Anyway, sorry for that. So I was saying, if you measure the same particle repeatedly in differing directions, you no longer can guarantee they will both be opposite in those directions, even if you always keep the two detectors perfectly aligned to each other. Only the first measurement is guaranteed to be opposite (or the same if you entangled the particles to be that way). Remember, you can’t actually affect the other particle other than collapsing the superposition, which simultaneously breaks entanglement, so any further measurements have no correlation other than the correlation added by the way you measure. (Like measuring in the same direction as particles don’t typically spontaneously switch spin).

And even collapsing the superposition can’t be used for anything because how would they know? You can’t probe a superposition without measuring it, which collapses the superposition. So how would you know if you just collapsed it, or it was already collapsed by your partner in the other lab measuring this particle’s twin? You can’t. You can’t do anything or know anything other than predict the other particle’s spin and only if measured in the same axis.

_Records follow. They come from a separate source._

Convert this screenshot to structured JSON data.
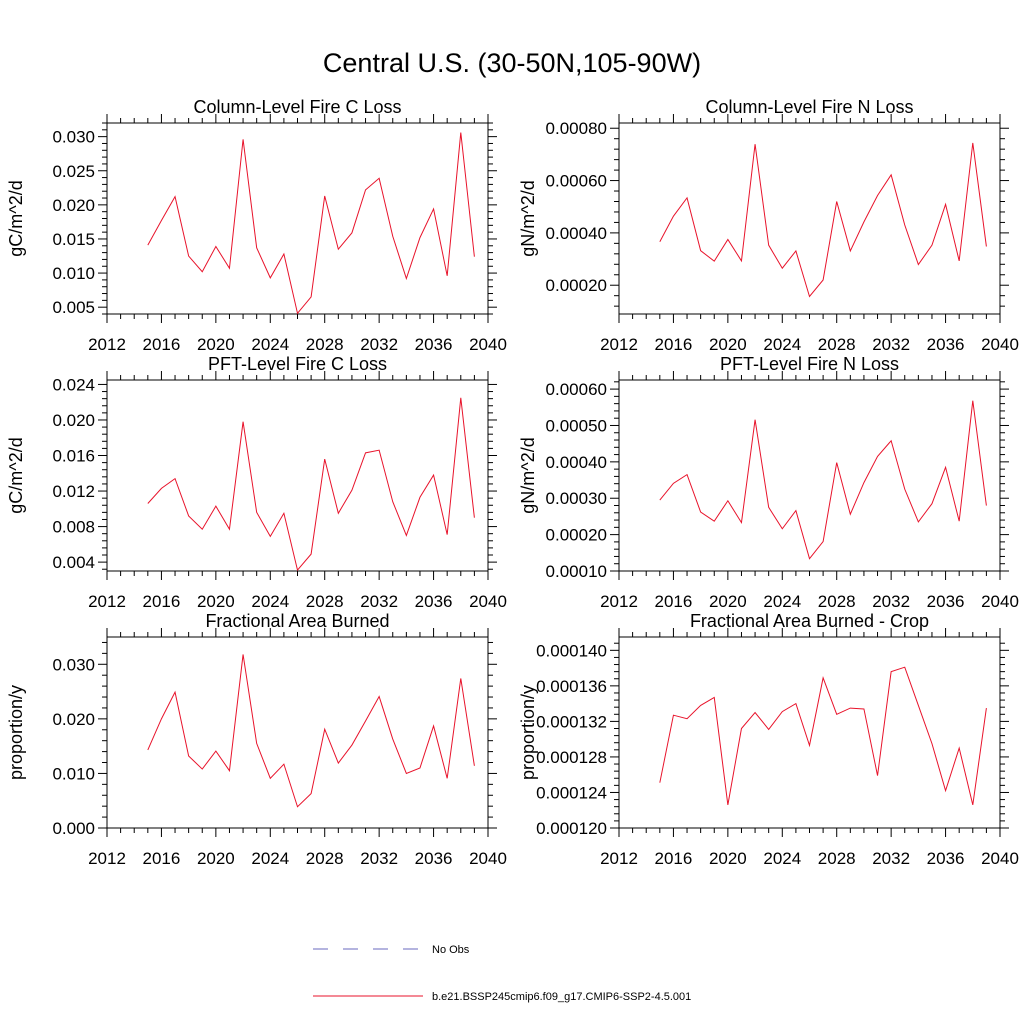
{
  "title": "Central U.S. (30-50N,105-90W)",
  "legend": {
    "items": [
      {
        "label": "No Obs",
        "color": "#6a6abf",
        "style": "dashed"
      },
      {
        "label": "b.e21.BSSP245cmip6.f09_g17.CMIP6-SSP2-4.5.001",
        "color": "#e8132b",
        "style": "solid"
      }
    ]
  },
  "chart_data": [
    {
      "type": "line",
      "title": "Column-Level Fire C Loss",
      "ylabel": "gC/m^2/d",
      "xlim": [
        2012,
        2040
      ],
      "ylim": [
        0.004,
        0.032
      ],
      "xticks": [
        "2012",
        "2016",
        "2020",
        "2024",
        "2028",
        "2032",
        "2036",
        "2040"
      ],
      "yticks": [
        {
          "v": 0.005,
          "label": "0.005"
        },
        {
          "v": 0.01,
          "label": "0.010"
        },
        {
          "v": 0.015,
          "label": "0.015"
        },
        {
          "v": 0.02,
          "label": "0.020"
        },
        {
          "v": 0.025,
          "label": "0.025"
        },
        {
          "v": 0.03,
          "label": "0.030"
        }
      ],
      "series": [
        {
          "color": "#e8132b",
          "x": [
            2015,
            2016,
            2017,
            2018,
            2019,
            2020,
            2021,
            2022,
            2023,
            2024,
            2025,
            2026,
            2027,
            2028,
            2029,
            2030,
            2031,
            2032,
            2033,
            2034,
            2035,
            2036,
            2037,
            2038,
            2039
          ],
          "values": [
            0.0141,
            0.0177,
            0.0212,
            0.0125,
            0.0102,
            0.0139,
            0.0107,
            0.0296,
            0.0137,
            0.0093,
            0.0128,
            0.0041,
            0.0065,
            0.0213,
            0.0135,
            0.0159,
            0.0222,
            0.0239,
            0.0154,
            0.0092,
            0.0152,
            0.0194,
            0.0096,
            0.0306,
            0.0124
          ]
        }
      ]
    },
    {
      "type": "line",
      "title": "Column-Level Fire N Loss",
      "ylabel": "gN/m^2/d",
      "xlim": [
        2012,
        2040
      ],
      "ylim": [
        9e-05,
        0.00082
      ],
      "xticks": [
        "2012",
        "2016",
        "2020",
        "2024",
        "2028",
        "2032",
        "2036",
        "2040"
      ],
      "yticks": [
        {
          "v": 0.0002,
          "label": "0.00020"
        },
        {
          "v": 0.0004,
          "label": "0.00040"
        },
        {
          "v": 0.0006,
          "label": "0.00060"
        },
        {
          "v": 0.0008,
          "label": "0.00080"
        }
      ],
      "series": [
        {
          "color": "#e8132b",
          "x": [
            2015,
            2016,
            2017,
            2018,
            2019,
            2020,
            2021,
            2022,
            2023,
            2024,
            2025,
            2026,
            2027,
            2028,
            2029,
            2030,
            2031,
            2032,
            2033,
            2034,
            2035,
            2036,
            2037,
            2038,
            2039
          ],
          "values": [
            0.000366,
            0.000464,
            0.000534,
            0.000332,
            0.000292,
            0.000375,
            0.000293,
            0.000739,
            0.000353,
            0.000265,
            0.000331,
            0.000157,
            0.00022,
            0.00052,
            0.000331,
            0.000442,
            0.000543,
            0.000622,
            0.00043,
            0.000279,
            0.000353,
            0.000509,
            0.000293,
            0.000744,
            0.000348
          ]
        }
      ]
    },
    {
      "type": "line",
      "title": "PFT-Level Fire C Loss",
      "ylabel": "gC/m^2/d",
      "xlim": [
        2012,
        2040
      ],
      "ylim": [
        0.003,
        0.0245
      ],
      "xticks": [
        "2012",
        "2016",
        "2020",
        "2024",
        "2028",
        "2032",
        "2036",
        "2040"
      ],
      "yticks": [
        {
          "v": 0.004,
          "label": "0.004"
        },
        {
          "v": 0.008,
          "label": "0.008"
        },
        {
          "v": 0.012,
          "label": "0.012"
        },
        {
          "v": 0.016,
          "label": "0.016"
        },
        {
          "v": 0.02,
          "label": "0.020"
        },
        {
          "v": 0.024,
          "label": "0.024"
        }
      ],
      "series": [
        {
          "color": "#e8132b",
          "x": [
            2015,
            2016,
            2017,
            2018,
            2019,
            2020,
            2021,
            2022,
            2023,
            2024,
            2025,
            2026,
            2027,
            2028,
            2029,
            2030,
            2031,
            2032,
            2033,
            2034,
            2035,
            2036,
            2037,
            2038,
            2039
          ],
          "values": [
            0.0106,
            0.0123,
            0.0134,
            0.0092,
            0.0077,
            0.0103,
            0.0077,
            0.0198,
            0.0096,
            0.0069,
            0.0095,
            0.0031,
            0.0049,
            0.0156,
            0.0095,
            0.0121,
            0.0163,
            0.0166,
            0.0108,
            0.007,
            0.0113,
            0.0138,
            0.0071,
            0.0225,
            0.009
          ]
        }
      ]
    },
    {
      "type": "line",
      "title": "PFT-Level Fire N Loss",
      "ylabel": "gN/m^2/d",
      "xlim": [
        2012,
        2040
      ],
      "ylim": [
        0.0001,
        0.000625
      ],
      "xticks": [
        "2012",
        "2016",
        "2020",
        "2024",
        "2028",
        "2032",
        "2036",
        "2040"
      ],
      "yticks": [
        {
          "v": 0.0001,
          "label": "0.00010"
        },
        {
          "v": 0.0002,
          "label": "0.00020"
        },
        {
          "v": 0.0003,
          "label": "0.00030"
        },
        {
          "v": 0.0004,
          "label": "0.00040"
        },
        {
          "v": 0.0005,
          "label": "0.00050"
        },
        {
          "v": 0.0006,
          "label": "0.00060"
        }
      ],
      "series": [
        {
          "color": "#e8132b",
          "x": [
            2015,
            2016,
            2017,
            2018,
            2019,
            2020,
            2021,
            2022,
            2023,
            2024,
            2025,
            2026,
            2027,
            2028,
            2029,
            2030,
            2031,
            2032,
            2033,
            2034,
            2035,
            2036,
            2037,
            2038,
            2039
          ],
          "values": [
            0.000295,
            0.000341,
            0.000365,
            0.000262,
            0.000237,
            0.000293,
            0.000233,
            0.000516,
            0.000275,
            0.000216,
            0.000266,
            0.000134,
            0.000181,
            0.000398,
            0.000256,
            0.000343,
            0.000415,
            0.000458,
            0.000325,
            0.000235,
            0.000285,
            0.000385,
            0.000237,
            0.000568,
            0.00028
          ]
        }
      ]
    },
    {
      "type": "line",
      "title": "Fractional Area Burned",
      "ylabel": "proportion/y",
      "xlim": [
        2012,
        2040
      ],
      "ylim": [
        0.0,
        0.035
      ],
      "xticks": [
        "2012",
        "2016",
        "2020",
        "2024",
        "2028",
        "2032",
        "2036",
        "2040"
      ],
      "yticks": [
        {
          "v": 0.0,
          "label": "0.000"
        },
        {
          "v": 0.01,
          "label": "0.010"
        },
        {
          "v": 0.02,
          "label": "0.020"
        },
        {
          "v": 0.03,
          "label": "0.030"
        }
      ],
      "series": [
        {
          "color": "#e8132b",
          "x": [
            2015,
            2016,
            2017,
            2018,
            2019,
            2020,
            2021,
            2022,
            2023,
            2024,
            2025,
            2026,
            2027,
            2028,
            2029,
            2030,
            2031,
            2032,
            2033,
            2034,
            2035,
            2036,
            2037,
            2038,
            2039
          ],
          "values": [
            0.0143,
            0.02,
            0.0249,
            0.0132,
            0.0108,
            0.0141,
            0.0105,
            0.0318,
            0.0155,
            0.0091,
            0.0117,
            0.0039,
            0.0063,
            0.0181,
            0.0119,
            0.0152,
            0.0196,
            0.0241,
            0.0163,
            0.01,
            0.011,
            0.0187,
            0.0091,
            0.0274,
            0.0114
          ]
        }
      ]
    },
    {
      "type": "line",
      "title": "Fractional Area Burned - Crop",
      "ylabel": "proportion/y",
      "xlim": [
        2012,
        2040
      ],
      "ylim": [
        0.00012,
        0.0001415
      ],
      "xticks": [
        "2012",
        "2016",
        "2020",
        "2024",
        "2028",
        "2032",
        "2036",
        "2040"
      ],
      "yticks": [
        {
          "v": 0.00012,
          "label": "0.000120"
        },
        {
          "v": 0.000124,
          "label": "0.000124"
        },
        {
          "v": 0.000128,
          "label": "0.000128"
        },
        {
          "v": 0.000132,
          "label": "0.000132"
        },
        {
          "v": 0.000136,
          "label": "0.000136"
        },
        {
          "v": 0.00014,
          "label": "0.000140"
        }
      ],
      "series": [
        {
          "color": "#e8132b",
          "x": [
            2015,
            2016,
            2017,
            2018,
            2019,
            2020,
            2021,
            2022,
            2023,
            2024,
            2025,
            2026,
            2027,
            2028,
            2029,
            2030,
            2031,
            2032,
            2033,
            2034,
            2035,
            2036,
            2037,
            2038,
            2039
          ],
          "values": [
            0.0001251,
            0.0001327,
            0.0001323,
            0.0001338,
            0.0001347,
            0.0001226,
            0.0001312,
            0.000133,
            0.0001311,
            0.0001331,
            0.000134,
            0.0001293,
            0.0001369,
            0.0001328,
            0.0001335,
            0.0001334,
            0.0001259,
            0.0001376,
            0.0001381,
            0.0001338,
            0.0001295,
            0.0001242,
            0.000129,
            0.0001226,
            0.0001335
          ]
        }
      ]
    }
  ]
}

At the moment, no, it’s not useful for anything but a parler trick. We’ve been able to design experiments which confirm some of our theories about quantum mechanics, and it has opened the road for new theories, furthering our understanding, and it has also just brought more questions that we don’t know how to answer. But for the moment, and almost certainly forever, it’s just a cool trick and nothing more.

Anonymous 0 Comments

I’m not sure I’m asking the correct question but what benefit is this to the nature of the universe? Is it necessary for the universe to function?

Anonymous 0 Comments

Quantum Entanglement is really fucking weird and not fully understood yet. The idea is that if you do some special trickery to two or more atoms, they become sort of “linked” together in such a way that all their properties are now related to their partner’s properties. The why is even more complicated so we’ll leave that there.

Now that you have 2 or more atoms linked together, you can move them all around in space and different speeds and any other way you can think of. No matter how far apart these partners are, you will ALWAYS be able to determine the state of the other simply based on the one in front of you.

To be clear, this is not a transference of information. It’s more like we’re deducing from really far away.